I've been playing the TEW 2013 wrestling sim lately and it got me thinking pretty hard about what it would take to bring TNA either up a tier to compete with WWE, or if not up than my question would be how would you get it to have the same cult status it had in the 00's?

As someone who was a huge WCW and ECW fan as a young lad, than a huge TNA fan in the 00's and now has to resort to WWE or online streaming of indy feds and NJPW - I would love to see TNA regain the momentum they had previously.

I've put some of my thoughts below;

Roster

If TNA are serious about taking that next step-up, they need to sign some of the better up and coming indy stars around at the moment and give them a serious push. The question is do they go for that cult feel or do they sign the next 'pg' superstars?
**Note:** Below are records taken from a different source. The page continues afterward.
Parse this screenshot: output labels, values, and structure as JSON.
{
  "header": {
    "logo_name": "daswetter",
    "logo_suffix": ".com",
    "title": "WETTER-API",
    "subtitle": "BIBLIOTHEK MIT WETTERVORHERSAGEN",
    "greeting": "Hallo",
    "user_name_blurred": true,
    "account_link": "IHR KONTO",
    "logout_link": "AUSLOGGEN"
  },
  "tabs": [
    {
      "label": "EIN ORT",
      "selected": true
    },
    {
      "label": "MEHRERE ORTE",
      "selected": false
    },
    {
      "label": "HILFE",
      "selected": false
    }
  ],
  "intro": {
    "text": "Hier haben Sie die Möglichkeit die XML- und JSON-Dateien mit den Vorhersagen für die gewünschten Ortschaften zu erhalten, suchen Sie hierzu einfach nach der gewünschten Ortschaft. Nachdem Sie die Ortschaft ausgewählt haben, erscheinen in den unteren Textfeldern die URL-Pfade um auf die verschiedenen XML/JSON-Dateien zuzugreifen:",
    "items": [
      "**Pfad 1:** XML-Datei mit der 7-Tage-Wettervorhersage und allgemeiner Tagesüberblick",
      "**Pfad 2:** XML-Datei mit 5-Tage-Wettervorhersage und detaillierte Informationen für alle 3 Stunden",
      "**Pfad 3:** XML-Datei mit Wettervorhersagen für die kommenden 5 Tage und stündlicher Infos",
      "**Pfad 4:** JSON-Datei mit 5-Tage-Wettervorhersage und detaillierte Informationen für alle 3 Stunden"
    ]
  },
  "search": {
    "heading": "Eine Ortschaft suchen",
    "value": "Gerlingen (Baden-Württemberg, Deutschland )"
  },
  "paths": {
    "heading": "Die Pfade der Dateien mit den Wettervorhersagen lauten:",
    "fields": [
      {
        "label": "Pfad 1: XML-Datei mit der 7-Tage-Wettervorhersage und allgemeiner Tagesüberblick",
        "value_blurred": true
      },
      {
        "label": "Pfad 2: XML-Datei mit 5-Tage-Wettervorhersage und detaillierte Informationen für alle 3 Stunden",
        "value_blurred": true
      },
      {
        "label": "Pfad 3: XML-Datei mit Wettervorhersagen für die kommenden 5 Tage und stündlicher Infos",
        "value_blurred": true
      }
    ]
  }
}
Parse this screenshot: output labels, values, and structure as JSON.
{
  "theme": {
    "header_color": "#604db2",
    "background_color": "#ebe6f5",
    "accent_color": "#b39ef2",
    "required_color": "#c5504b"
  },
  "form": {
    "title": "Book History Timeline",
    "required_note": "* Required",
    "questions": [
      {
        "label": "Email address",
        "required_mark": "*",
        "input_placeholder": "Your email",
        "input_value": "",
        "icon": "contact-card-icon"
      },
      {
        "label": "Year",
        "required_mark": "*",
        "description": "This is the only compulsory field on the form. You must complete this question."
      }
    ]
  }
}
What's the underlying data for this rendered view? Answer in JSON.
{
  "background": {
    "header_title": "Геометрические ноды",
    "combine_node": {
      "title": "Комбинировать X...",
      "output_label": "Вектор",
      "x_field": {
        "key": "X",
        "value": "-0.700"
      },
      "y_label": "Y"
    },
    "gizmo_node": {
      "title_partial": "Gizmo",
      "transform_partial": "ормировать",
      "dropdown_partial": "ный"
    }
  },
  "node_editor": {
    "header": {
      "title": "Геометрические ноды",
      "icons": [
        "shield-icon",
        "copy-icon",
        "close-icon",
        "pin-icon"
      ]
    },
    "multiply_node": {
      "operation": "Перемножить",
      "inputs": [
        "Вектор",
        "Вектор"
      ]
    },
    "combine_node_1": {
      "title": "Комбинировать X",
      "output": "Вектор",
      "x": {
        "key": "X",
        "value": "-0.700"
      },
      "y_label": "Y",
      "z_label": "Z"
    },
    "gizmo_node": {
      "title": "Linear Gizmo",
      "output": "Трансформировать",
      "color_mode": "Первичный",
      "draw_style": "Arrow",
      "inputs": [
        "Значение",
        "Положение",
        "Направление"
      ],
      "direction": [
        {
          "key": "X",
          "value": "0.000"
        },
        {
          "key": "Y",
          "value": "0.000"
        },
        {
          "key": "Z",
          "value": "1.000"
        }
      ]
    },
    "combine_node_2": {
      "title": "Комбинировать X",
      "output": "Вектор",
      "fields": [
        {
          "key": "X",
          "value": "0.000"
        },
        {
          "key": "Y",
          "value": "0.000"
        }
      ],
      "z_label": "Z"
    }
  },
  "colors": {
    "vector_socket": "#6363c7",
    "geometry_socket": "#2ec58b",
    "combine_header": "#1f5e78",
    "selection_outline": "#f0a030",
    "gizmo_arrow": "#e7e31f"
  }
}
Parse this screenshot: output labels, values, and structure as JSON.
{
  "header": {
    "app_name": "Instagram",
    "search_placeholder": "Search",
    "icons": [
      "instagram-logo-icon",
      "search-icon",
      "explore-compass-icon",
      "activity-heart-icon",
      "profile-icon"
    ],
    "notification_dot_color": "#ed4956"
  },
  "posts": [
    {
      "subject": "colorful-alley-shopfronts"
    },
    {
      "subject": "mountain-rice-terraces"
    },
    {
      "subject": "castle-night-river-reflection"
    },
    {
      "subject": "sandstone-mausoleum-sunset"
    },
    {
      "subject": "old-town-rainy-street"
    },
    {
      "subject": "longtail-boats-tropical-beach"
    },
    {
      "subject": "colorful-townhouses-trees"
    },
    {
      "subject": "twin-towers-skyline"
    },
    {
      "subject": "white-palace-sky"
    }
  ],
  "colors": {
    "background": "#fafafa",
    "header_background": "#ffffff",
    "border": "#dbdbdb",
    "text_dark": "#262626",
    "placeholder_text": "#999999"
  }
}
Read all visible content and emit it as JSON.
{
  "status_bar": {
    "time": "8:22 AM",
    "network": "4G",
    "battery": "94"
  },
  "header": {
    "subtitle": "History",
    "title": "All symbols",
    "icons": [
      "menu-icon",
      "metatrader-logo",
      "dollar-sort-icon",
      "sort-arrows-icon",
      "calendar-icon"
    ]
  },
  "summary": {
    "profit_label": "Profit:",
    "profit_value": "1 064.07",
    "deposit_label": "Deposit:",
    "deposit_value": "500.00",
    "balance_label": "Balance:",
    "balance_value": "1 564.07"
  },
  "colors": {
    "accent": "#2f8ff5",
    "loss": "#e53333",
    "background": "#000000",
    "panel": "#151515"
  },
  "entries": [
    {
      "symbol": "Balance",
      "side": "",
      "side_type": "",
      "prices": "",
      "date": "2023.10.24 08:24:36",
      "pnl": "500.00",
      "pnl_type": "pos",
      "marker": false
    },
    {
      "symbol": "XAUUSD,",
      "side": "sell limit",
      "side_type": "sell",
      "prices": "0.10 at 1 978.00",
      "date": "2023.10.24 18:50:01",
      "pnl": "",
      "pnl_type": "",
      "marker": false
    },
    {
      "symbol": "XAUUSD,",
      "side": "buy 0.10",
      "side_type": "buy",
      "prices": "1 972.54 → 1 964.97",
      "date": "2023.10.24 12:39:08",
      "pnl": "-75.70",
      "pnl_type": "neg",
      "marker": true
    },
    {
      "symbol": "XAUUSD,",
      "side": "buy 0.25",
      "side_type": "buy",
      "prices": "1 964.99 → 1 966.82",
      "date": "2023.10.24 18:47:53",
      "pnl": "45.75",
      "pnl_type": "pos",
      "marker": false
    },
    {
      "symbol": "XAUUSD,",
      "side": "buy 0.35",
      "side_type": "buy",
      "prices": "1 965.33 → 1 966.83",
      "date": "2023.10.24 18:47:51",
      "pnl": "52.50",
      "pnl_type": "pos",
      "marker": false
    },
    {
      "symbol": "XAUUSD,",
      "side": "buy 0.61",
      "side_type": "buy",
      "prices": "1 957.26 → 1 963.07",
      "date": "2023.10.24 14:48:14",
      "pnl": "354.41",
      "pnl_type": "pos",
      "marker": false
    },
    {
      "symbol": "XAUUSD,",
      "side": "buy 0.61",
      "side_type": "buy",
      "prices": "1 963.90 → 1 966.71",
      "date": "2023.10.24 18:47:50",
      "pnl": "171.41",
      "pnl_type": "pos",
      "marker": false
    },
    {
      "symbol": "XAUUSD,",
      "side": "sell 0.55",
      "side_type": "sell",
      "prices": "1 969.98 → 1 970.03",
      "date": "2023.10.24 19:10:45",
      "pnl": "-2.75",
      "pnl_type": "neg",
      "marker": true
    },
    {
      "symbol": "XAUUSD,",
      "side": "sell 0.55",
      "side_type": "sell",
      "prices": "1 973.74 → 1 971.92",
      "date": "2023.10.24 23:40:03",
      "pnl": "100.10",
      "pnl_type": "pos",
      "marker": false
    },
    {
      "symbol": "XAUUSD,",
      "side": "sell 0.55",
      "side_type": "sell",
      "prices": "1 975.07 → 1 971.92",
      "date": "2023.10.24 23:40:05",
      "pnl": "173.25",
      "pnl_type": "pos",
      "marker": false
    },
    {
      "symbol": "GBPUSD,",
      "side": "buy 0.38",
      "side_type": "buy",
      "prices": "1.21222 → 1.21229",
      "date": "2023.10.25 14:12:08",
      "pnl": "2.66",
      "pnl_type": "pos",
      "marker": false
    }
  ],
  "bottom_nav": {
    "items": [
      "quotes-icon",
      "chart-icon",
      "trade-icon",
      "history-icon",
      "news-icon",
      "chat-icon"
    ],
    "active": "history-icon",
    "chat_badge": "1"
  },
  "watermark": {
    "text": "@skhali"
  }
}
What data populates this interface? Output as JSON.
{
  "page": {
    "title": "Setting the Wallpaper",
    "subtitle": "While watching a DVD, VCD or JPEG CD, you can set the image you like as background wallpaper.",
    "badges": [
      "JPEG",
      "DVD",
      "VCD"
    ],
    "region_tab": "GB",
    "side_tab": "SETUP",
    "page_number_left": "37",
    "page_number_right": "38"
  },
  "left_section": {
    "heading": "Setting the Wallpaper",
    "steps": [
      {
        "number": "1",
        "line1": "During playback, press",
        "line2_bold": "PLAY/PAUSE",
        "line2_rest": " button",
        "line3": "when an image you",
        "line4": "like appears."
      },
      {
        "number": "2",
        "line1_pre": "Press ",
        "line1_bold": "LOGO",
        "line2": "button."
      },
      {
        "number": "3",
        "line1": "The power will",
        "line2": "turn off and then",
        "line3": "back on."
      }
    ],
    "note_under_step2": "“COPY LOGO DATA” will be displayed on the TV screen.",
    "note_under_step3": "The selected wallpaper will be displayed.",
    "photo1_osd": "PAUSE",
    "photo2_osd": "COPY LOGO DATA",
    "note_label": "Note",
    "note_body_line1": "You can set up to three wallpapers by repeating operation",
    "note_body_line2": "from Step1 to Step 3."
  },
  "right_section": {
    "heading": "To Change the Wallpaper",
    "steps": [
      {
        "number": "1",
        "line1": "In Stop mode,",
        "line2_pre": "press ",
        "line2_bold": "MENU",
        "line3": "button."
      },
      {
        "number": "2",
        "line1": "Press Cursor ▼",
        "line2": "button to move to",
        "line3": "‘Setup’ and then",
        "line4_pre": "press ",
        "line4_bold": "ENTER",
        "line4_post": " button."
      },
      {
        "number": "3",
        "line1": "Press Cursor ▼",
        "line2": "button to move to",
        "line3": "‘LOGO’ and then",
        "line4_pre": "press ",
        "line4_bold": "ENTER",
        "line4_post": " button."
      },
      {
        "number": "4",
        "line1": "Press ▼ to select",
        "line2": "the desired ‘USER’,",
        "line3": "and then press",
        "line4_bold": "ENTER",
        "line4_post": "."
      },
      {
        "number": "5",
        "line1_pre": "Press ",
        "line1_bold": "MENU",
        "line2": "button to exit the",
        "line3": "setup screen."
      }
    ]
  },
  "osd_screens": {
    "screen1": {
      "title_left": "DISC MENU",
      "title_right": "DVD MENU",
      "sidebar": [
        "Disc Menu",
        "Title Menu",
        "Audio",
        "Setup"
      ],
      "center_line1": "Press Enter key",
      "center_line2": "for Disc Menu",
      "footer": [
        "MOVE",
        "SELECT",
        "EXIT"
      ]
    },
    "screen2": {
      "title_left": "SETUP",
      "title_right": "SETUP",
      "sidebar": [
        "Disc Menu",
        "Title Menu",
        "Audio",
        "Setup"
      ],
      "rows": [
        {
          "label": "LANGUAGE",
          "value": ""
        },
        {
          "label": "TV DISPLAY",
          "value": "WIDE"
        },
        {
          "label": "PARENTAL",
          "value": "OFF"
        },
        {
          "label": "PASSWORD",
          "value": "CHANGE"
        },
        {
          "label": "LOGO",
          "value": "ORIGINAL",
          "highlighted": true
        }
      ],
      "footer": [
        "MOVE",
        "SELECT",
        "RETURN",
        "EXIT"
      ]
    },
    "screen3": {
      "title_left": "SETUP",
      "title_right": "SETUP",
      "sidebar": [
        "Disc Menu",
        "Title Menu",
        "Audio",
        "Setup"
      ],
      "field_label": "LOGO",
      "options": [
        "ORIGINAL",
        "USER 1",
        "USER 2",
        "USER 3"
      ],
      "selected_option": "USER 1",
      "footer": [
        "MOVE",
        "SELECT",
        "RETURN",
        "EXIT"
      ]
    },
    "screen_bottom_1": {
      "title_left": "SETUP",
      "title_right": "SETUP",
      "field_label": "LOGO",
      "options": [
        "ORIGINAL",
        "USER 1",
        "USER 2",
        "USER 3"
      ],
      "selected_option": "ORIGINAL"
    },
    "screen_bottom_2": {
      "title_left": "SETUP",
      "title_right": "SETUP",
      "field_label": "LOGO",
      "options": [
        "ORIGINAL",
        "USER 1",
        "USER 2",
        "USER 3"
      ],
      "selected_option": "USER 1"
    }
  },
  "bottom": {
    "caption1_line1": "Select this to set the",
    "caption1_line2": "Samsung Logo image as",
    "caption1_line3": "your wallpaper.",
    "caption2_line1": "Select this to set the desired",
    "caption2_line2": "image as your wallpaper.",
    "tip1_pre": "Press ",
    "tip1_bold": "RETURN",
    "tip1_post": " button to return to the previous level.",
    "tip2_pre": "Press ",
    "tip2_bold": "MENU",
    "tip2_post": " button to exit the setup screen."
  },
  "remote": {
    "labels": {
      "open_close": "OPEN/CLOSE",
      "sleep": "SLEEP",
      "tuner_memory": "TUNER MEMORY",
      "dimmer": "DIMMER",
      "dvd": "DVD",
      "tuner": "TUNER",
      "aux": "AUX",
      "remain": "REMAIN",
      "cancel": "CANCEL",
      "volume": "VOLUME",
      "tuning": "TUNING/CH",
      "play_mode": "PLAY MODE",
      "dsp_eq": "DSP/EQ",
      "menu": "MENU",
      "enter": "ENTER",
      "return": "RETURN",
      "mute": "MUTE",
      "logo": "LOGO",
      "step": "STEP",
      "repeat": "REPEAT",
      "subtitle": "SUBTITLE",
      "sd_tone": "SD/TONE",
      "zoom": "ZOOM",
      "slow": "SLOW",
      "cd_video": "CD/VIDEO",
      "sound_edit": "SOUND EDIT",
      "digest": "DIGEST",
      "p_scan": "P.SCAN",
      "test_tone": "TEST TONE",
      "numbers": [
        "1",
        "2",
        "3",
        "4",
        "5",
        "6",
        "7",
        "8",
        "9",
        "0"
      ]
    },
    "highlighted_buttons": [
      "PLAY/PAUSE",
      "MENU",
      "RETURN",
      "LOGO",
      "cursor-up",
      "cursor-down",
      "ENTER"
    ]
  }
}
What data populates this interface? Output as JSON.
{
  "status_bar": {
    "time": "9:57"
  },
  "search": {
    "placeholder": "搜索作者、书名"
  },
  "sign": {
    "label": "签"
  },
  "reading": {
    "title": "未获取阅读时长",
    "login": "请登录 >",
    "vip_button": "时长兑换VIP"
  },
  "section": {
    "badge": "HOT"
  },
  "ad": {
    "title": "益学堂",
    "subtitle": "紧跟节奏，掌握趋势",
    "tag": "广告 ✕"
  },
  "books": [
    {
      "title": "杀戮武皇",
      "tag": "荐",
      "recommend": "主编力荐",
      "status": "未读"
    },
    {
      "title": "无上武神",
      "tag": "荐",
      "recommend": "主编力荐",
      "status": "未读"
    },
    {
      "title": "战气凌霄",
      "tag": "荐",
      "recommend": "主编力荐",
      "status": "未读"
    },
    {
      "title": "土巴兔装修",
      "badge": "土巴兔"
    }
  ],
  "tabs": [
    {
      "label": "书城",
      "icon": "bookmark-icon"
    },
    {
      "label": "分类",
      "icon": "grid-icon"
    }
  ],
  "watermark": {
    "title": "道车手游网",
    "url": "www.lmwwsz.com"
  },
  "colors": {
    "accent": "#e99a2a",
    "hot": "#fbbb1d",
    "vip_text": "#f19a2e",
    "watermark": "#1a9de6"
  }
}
I think they need to do a mixture of both and at the moment there is enough talent out there to do that (including some former WWE talent that have been gone long enough to repackage)

If I were TNA my roster overhaul would include signing the following guys:

Kevin Steen, Chris Hero, Carlito, Ted Dibiase Jr, The Briscoes, Paul London, Jimmy Jacobs, Roderick Strong, Davey Smith Jr.

I think this group have enough charisma and enough talent to really see the company grow significantally if they get the right push.

Cut The Crap!

The other side of the rostering I guess is to release the people who aren't going to be offering them anything of major importance in the next few years.

King Mo, Wes Brisco, Garett Bischoff, Sting, Bully Ray, Gunner, Jessie, Robbie E, Rob Terry and as much as I hate to say it.. Mr. Anderson.

I don't see any of these guys improving the TNA brand at the moment and keeping them will do more damage than good!

Bring Back the old ring!

This is something that made TNA unique and different, once this was lost it felt like TNA kind of lost their soul. It has to come back to prove they don't have to conform to mainstream requirements just to be up there and competitive.

Dixie needs an on-screen replacement

Last, but not least - Dixie needs to stay behind the scenes, we need someone with acting/mic ability, a reputation, the ability to be truly hated by fans and some charisma to be the on-screen GM/CEO of the business. I don't know where TNA could pluck someone like this from, but based on there needs I'd suggest one of the following:

Nigel McGuiness, Jim Cornette, Matt Striker, Joey Ryan or Stevie Richards.

Closing

I think TNA can definitely get back on top, but this is just my opinion on what is needed. I'm interested to hear everyone elses thoughts?

Cant repair, beyond repair. Shut it down.